A company that requires using a phone number prides itself in security?
Comment on Signal downplays encryption key flaw, fixes it after X drama
dinckelman@lemmy.world 4 months ago
timewarp@lemmy.world 4 months ago
eager_eagle@lemmy.world 4 months ago
privacy != anonymity != security
victorz@lemmy.world 4 months ago
But in some way, privacy ≈ security. Very intertwined.
sudneo@lemm.ee 4 months ago
Privacy is not anonimity though. Privacy simply means that private data is not disclosed or used to parties and for purposes that the data owner doesn’t explicitly allow. Often not collecting data is a way to ensure no misuse (and no compromise, hence security), but it’s not necessarily always the case.
9tr6gyp3@lemmy.world 4 months ago
Whats the vulnerability with Signal and phone numbers?
wildbus8979@sh.itjust.works 4 months ago
It’s better now, but for years and years all they used for contact discovery was simple hashing… problem is the dataset is very small, and it was easy to generate a rainbow table of all the phone number hashes in a matter of hours. Then anyone with access to the hosts (either hackers, or the US state via AWS collaboration) had access to the entire social graph.

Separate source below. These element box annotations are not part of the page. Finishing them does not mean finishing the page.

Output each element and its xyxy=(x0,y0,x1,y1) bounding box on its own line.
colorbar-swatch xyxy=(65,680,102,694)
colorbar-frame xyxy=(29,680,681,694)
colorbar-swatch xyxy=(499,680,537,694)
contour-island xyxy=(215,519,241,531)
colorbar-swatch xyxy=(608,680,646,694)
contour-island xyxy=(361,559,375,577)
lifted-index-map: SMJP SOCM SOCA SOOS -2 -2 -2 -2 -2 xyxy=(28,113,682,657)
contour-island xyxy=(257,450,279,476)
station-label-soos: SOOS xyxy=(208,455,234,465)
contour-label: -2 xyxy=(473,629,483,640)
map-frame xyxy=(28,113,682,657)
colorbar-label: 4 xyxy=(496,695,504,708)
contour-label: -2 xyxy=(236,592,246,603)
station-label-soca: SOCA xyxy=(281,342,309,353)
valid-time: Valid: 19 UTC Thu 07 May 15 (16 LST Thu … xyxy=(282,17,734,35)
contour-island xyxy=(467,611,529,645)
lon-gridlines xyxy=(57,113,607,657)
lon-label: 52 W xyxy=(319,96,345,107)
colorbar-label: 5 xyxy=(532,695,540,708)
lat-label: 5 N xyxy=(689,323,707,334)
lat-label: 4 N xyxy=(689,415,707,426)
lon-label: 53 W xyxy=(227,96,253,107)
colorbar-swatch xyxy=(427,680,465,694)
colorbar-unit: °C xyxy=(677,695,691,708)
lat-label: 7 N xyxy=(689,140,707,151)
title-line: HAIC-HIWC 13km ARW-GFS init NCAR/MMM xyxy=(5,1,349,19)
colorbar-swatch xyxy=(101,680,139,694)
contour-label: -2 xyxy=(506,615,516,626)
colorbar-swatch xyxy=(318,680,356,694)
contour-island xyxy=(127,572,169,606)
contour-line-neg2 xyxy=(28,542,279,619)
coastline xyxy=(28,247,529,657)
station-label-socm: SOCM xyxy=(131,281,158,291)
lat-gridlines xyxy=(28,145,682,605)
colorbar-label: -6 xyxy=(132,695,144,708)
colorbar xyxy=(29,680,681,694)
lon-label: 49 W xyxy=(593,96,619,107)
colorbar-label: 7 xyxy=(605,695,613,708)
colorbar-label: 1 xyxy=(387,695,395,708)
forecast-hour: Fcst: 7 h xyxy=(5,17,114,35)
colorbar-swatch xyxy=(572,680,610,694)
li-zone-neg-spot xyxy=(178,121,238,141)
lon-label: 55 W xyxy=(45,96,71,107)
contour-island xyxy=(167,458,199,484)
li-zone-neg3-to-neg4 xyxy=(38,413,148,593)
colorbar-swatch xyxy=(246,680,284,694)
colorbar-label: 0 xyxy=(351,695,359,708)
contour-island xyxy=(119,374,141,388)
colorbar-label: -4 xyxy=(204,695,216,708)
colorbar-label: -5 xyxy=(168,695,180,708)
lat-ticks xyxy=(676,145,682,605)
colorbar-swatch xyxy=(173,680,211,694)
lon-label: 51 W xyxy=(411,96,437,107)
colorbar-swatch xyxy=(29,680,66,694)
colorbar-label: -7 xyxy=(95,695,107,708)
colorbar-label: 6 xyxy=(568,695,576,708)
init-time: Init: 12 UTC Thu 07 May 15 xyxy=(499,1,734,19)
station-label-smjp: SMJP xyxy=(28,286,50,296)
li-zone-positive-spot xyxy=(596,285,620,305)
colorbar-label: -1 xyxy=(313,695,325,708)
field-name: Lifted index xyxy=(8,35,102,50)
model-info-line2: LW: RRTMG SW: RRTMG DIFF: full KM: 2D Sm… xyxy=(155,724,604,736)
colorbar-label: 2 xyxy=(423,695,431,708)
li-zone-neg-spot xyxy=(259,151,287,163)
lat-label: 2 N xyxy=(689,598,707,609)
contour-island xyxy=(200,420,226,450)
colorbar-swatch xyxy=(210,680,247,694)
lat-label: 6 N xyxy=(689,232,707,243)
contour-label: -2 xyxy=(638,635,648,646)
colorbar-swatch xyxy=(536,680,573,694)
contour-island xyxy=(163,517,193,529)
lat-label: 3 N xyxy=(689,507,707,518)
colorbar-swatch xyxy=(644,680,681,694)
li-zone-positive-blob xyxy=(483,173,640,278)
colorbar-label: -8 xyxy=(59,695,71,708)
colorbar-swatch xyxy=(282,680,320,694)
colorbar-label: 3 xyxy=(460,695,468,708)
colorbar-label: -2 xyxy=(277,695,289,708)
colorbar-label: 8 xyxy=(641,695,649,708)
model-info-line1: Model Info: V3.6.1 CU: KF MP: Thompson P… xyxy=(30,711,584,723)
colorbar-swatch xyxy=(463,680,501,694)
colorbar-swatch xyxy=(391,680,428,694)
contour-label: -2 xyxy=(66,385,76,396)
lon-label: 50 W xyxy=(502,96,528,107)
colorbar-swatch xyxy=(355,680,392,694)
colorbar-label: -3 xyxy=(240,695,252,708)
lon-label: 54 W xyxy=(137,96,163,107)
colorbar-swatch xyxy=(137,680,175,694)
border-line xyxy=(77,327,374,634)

9tr6gyp3@lemmy.world 4 months ago
Yeah the way I remember it, they put a lot of effort into masking that social graph. That was a while back too, not recent.
unexposedhazard@discuss.tchncs.de 4 months ago
It wasnt a serious security flaw, arguable not one at all. So they are perfectly justified in downplaying the hysteria.
spiderman@ani.social 4 months ago
the point is they could have fixed it by the time it was reported and not waited around until the issue was blown bigger.
sudneo@lemm.ee 4 months ago
A security company should prioritize investments (I.e. development time) depending on a threat model and risk management, not based on what random people think.
spiderman@ani.social 4 months ago
so you are saying that wasn’t a security risk?